Never pack too many things into the same box. Sure, you will be tempted to optimize the space you have, and reduce the number of boxes you have to use and buy, but overfilled boxes are one of the most common causes of breakage. Any box that is packed over its capacity is vulnerable to damage- whether it splits at the seams during the move or loses some of the rigidity of structure that helps keep the items inside safe. Packing fragile items involves a lot of smart layering with bubble wrap and old paper, so you only want to add as many items as will allow adequate cushioning. No stuffing!
Don't skimp on the quality of packing materials you use. Cheap cardboard boxes and old, weak twine and ropes are not going to protect your precious breakables on the road. Look at it this way: doesn't it make more sense to spend on good quality packing materials now than to later spend hundreds and thousands on replacing and repairing broken and damaged goods? So, when you are tempted to use old boxes or tape together second-hand cartons, think again.
Maybe you can save money by using those for unbreakable items like clothes and shoes, and spend instead on good cartons for fragile things like dishes and crockery and glassware.
Line all the cardboard boxes and cartons that you use with old paper. Add a layer or two of wrinkled or shredded paper for extra protection. If you are particularly worried, consider adding a folded towel at the bottom of each box.

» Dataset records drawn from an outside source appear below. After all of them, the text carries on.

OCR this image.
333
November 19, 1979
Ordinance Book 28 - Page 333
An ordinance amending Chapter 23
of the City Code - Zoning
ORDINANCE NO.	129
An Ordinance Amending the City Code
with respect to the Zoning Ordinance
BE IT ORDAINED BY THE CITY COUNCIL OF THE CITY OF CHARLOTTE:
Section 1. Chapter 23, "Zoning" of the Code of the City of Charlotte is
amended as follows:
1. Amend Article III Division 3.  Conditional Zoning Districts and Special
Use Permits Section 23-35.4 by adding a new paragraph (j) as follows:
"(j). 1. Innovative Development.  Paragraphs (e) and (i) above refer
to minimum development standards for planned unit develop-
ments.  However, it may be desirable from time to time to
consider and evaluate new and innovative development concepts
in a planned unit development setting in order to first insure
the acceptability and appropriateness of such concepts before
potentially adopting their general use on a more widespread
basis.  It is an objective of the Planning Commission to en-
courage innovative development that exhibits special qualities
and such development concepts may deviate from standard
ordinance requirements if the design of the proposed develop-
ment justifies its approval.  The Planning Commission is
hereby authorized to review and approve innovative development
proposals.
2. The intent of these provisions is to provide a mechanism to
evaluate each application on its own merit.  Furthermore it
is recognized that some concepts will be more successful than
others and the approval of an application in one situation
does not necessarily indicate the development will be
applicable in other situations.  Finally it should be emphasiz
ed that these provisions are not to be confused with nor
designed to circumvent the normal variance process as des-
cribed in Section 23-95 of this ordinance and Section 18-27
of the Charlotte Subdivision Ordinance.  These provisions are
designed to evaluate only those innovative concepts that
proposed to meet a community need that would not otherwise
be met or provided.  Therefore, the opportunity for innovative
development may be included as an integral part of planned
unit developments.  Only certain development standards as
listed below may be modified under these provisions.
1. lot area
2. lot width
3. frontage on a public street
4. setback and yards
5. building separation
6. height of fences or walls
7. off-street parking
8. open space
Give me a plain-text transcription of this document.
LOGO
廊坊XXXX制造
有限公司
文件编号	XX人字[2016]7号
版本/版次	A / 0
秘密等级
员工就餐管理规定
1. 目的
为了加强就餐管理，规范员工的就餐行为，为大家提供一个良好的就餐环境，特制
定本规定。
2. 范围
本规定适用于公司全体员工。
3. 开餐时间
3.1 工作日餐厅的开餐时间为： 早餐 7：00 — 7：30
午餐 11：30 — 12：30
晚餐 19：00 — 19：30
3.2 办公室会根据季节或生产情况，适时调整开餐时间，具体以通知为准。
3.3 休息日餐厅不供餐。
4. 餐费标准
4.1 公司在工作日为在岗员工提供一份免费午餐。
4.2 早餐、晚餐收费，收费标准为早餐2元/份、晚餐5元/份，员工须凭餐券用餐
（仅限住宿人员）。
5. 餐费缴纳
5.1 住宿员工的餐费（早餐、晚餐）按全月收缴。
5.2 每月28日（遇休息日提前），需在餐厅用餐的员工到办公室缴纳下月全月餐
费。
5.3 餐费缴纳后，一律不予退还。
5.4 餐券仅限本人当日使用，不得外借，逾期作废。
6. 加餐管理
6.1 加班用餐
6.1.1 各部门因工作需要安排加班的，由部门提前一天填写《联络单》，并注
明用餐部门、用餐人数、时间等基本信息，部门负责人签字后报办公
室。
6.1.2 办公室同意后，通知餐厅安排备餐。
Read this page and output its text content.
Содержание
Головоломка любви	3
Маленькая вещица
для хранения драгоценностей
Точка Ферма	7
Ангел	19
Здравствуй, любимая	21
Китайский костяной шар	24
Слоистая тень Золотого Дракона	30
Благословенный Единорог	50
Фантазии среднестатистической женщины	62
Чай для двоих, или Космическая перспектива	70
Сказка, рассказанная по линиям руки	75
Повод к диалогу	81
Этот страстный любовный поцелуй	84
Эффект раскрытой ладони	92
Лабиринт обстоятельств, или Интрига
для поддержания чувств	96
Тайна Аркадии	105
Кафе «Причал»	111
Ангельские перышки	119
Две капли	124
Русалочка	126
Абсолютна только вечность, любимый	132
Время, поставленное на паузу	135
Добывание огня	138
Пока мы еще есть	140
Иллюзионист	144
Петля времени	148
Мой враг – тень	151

Packing fragile goods is more about preparing them, that is, getting them ready to be packed, than about actually storing them in their boxes. This means, you need to wrap each item carefully in a few layers of paper and bubble wrap. Tie a string of twine around each item after it has been wrapped to your satisfaction. This will ensure that the wrapping stays in place and keeps the item cushioned properly. With extremely flimsy and expensive items like fine china or wine glasses, you might even add an extra layer with a towel for enhanced safety. After the layering is done, put the item into the box, add a layer of wrinkled paper and prepare the next item.
A very important packing technique is to pack each of these items individually. You might be tempted to stack all the plates or the bowls together in one column, and then wrap the whole thing as one with paper and bubble wrap. However, doing this creates small spaces in the wrapping and the items can later become dislodged and come loose on the road. The only way to truly ensure the safety of fragile goods is to wrap each piece one-by-one and give it its own individual wrapping and cushioning.
Boxes should never be placed under other heavy boxes, nor should they be placed at the very top. Placing them near the edges of the moving vehicle may also cause damage at sharp turns and bends. In fact, the best way to place these boxes is in a single-level line, ideally in a part of the vehicle that is "closed off" or separated from the rest. Tie the boxes together with rope and tie them in place onto any hooks or rails on the vehicle walls to keep them from moving.